Tips For Making Henna Paste
The ingredients and techniques for making Mehandi paste are not much intricate and very simple but care is required in making the right concentration. Follow the steps suggested below and enjoy your days of henna (henna is the another name of Mehandi).
Steps for making good henna paste
- Primarily, you must have good henna powder to work with. New henna powder generally appears green, while old henna is much more muted and may appear slightly brown. Get a small amount of henna powder. Avoid black hennas and herbal hennas. Do not use hennas that are intended for hair. You will know good Mehandi powder when you use it. First, it will have a very stringy texture when you mix it, even in plain water. As an earmark try lifting a spoon of paste; it should come off the spoon smoothly and in a thin string, like molasses or honey. Good henna also tends not to stick to the sides of your mixing container. It is viscous and smooth. Good henna will stain your skin a light orange within minutes of application.

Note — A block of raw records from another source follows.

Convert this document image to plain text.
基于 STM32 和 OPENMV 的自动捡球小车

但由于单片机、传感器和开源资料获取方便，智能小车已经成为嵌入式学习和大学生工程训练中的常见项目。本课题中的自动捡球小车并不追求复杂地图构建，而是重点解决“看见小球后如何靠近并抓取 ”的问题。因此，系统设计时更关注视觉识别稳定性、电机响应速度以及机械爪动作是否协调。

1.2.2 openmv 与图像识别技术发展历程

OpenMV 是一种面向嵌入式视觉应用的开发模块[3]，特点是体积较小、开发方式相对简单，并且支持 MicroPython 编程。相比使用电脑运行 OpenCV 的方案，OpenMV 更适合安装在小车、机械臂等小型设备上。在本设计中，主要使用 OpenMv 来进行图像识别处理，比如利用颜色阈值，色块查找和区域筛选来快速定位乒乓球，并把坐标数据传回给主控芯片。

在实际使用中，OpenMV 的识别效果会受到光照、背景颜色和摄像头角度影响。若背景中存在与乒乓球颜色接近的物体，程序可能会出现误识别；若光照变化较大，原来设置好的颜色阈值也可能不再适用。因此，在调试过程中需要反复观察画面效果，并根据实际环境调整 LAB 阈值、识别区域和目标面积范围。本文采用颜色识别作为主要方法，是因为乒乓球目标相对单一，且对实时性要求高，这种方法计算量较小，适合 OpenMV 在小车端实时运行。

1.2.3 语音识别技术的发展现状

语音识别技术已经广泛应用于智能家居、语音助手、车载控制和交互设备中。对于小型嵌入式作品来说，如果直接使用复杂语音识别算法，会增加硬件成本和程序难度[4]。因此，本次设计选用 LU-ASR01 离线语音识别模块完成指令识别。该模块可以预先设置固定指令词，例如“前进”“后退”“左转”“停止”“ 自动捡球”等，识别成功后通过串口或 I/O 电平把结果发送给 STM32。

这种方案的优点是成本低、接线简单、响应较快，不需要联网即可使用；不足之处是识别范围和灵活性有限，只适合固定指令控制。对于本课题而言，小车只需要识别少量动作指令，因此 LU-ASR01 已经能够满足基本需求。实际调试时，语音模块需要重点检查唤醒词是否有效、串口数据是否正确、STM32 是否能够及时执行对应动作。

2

Make sure that your henna is filtered well. It should not contain any twigs or fibers, which commonly emerge in grades of henna that are intended for the hair. You can use sifting devices, which can be nylon cloth fixed to a sewing hoop, an industrial-grade sieve, a tea strainer, or a nylon stocking stretched over a mixing bowl. If you choose not to sift your powder before mixing, straining it through a nylon stocking will give you the same effects that sifting would, in addition to removing any lumps you attain in paste.
Ingredients for making henna
- Lemon Juice - Henna only releases its dye immediately while using citric-based lemon juice.
- Aromatic essential Oil - The most commonly used essential oil in henna art is eucalyptus oil. Often henna companies sell "Mehandi" oils or "nilgiri" oils, which are combinations of various essential oils.